À un plus haut niveau de généralité, en délaissant alors les faits de l’espèce, s’il est connu que la discipline des franchissements de seuils poursuit des objectifs généraux distincts des « objectifs » et « principes »15 propres du droit des offres publiques, les distinctions ne peuvent qu’être fines au sein même du droit des offres publiques. On peut le regretter mais le régime des offres publiques est nécessairement satellisé, jusque dans ses subdivisions. Ainsi l’est-il à l’intérieur de la sous-catégorie formée par les offres publiques obligatoires, dont l’étiquette commune consiste précisément à cantonner le rôle de la volonté du pollicitant ou de l’acceptant selon les hypothèses. Pour le dire vite, tandis qu’au sens strict, à travers le seuil des trois dixièmes en France, le régime de l’offre obligatoire a en vue le prix du contrôle, les offres publiques de rachat et de retrait obligatoires répondent encore à d’autres logiques, avec pour donnée juridique la double atteinte à la liberté contractuelle réalisée par la figure du contrat imposé aux ou par les actionnaires minoritaires et au droit de propriété des minoritaires, et pour horizon pratique une possible sortie de la cote. Dans le premier cas, la volonté du pollicitant ne s’exprime que dans sa vigilance à l’égard de l’activation du fait générateur de l’obligation de dépôt du projet. Ainsi n’est-elle même pas un élément de qualification, peu important que ce seuil ait été franchi par « inadvertance »16... Dans le second, c’est la volonté de l’acceptant qui est oblitérée, et qui sera alternativement le groupe minoritaire ou le groupe majoritaire.
Pour disposer d’un point fixe, il est ainsi raisonnable de retenir que la réalité du pouvoir dans une société ne peut, de manière rigoureuse, que relever de la lex societatis. L’analyse contraire, tendant à conférer une unité de traitement à la seule opération d’offre publique obligatoire, rompt bien plus drastiquement l’unité du raisonnement fondé sur la lex societatis.
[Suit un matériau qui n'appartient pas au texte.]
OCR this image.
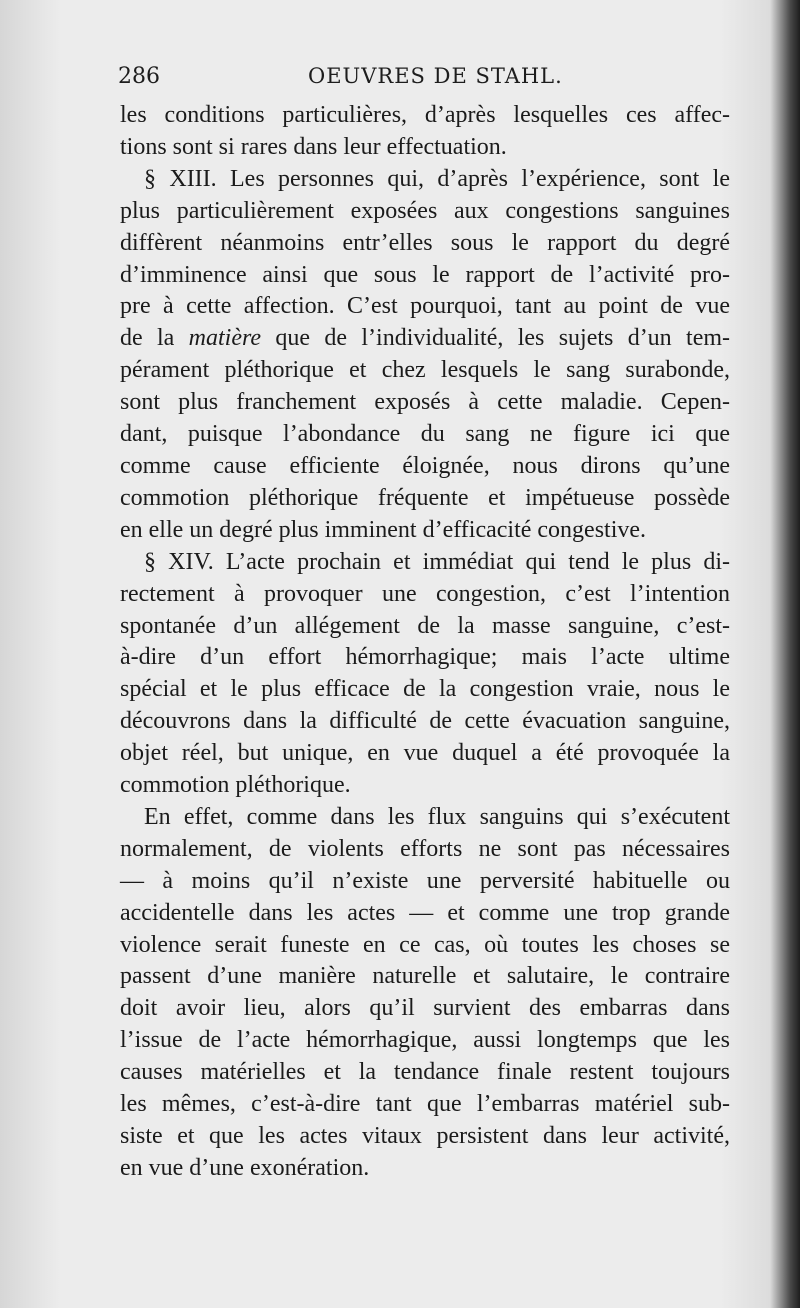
286	OEUVRES DE STAHL.
les conditions particulières, d’après lesquelles ces affec-
tions sont si rares dans leur effectuation.
§ XIII. Les personnes qui, d’après l’expérience, sont le
plus particulièrement exposées aux congestions sanguines
diffèrent néanmoins entr’elles sous le rapport du degré
d’imminence ainsi que sous le rapport de l’activité pro-
pre à cette affection. C’est pourquoi, tant au point de vue
de la matière que de l’individualité, les sujets d’un tem-
pérament pléthorique et chez lesquels le sang surabonde,
sont plus franchement exposés à cette maladie. Cepen-
dant, puisque l’abondance du sang ne figure ici que
comme cause efficiente éloignée, nous dirons qu’une
commotion pléthorique fréquente et impétueuse possède
en elle un degré plus imminent d’efficacité congestive.
§ XIV. L’acte prochain et immédiat qui tend le plus di-
rectement à provoquer une congestion, c’est l’intention
spontanée d’un allégement de la masse sanguine, c’est-
à-dire d’un effort hémorrhagique; mais l’acte ultime
spécial et le plus efficace de la congestion vraie, nous le
découvrons dans la difficulté de cette évacuation sanguine,
objet réel, but unique, en vue duquel a été provoquée la
commotion pléthorique.
En effet, comme dans les flux sanguins qui s’exécutent
normalement, de violents efforts ne sont pas nécessaires
— à moins qu’il n’existe une perversité habituelle ou
accidentelle dans les actes — et comme une trop grande
violence serait funeste en ce cas, où toutes les choses se
passent d’une manière naturelle et salutaire, le contraire
doit avoir lieu, alors qu’il survient des embarras dans
l’issue de l’acte hémorrhagique, aussi longtemps que les
causes matérielles et la tendance finale restent toujours
les mêmes, c’est-à-dire tant que l’embarras matériel sub-
siste et que les actes vitaux persistent dans leur activité,
en vue d’une exonération.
La recherche légitime d’unité du rattachement d’une opération17 ne saurait ainsi prospérer au détriment d’une cassure des qualifications et catégories de rattachement sur le terrain substantiel18. Il n’est, en vérité, aucune justification logiquement admissible à l’extraction hors de la lex societatis des règles se rapportant à la répartition et à l’exercice du pouvoir au sein d’une société : le rattachement à l’autorité de cotation et celui à la loi de la société cible sont irréductibles l’un à l’autre. L’analyse internationaliste ne pourra, il est vrai, qu’en demeurer insatisfaite tant constitue la meilleure boussole la simplicité dans l’identification et l’articulation des rattachements. Elle n’en révèle pas moins que l’approche fondée sur « l’opération », frappée au coin du pragmatisme, se heurte à la complexité des impératifs en présence dans un droit morcelé, « balkanisé » a-t-on pu écrire19, comme l’est le droit financier, qui demeure toujours dans l’ensemble de ses aspects à la fois un droit des biens, des personnes et des activités20.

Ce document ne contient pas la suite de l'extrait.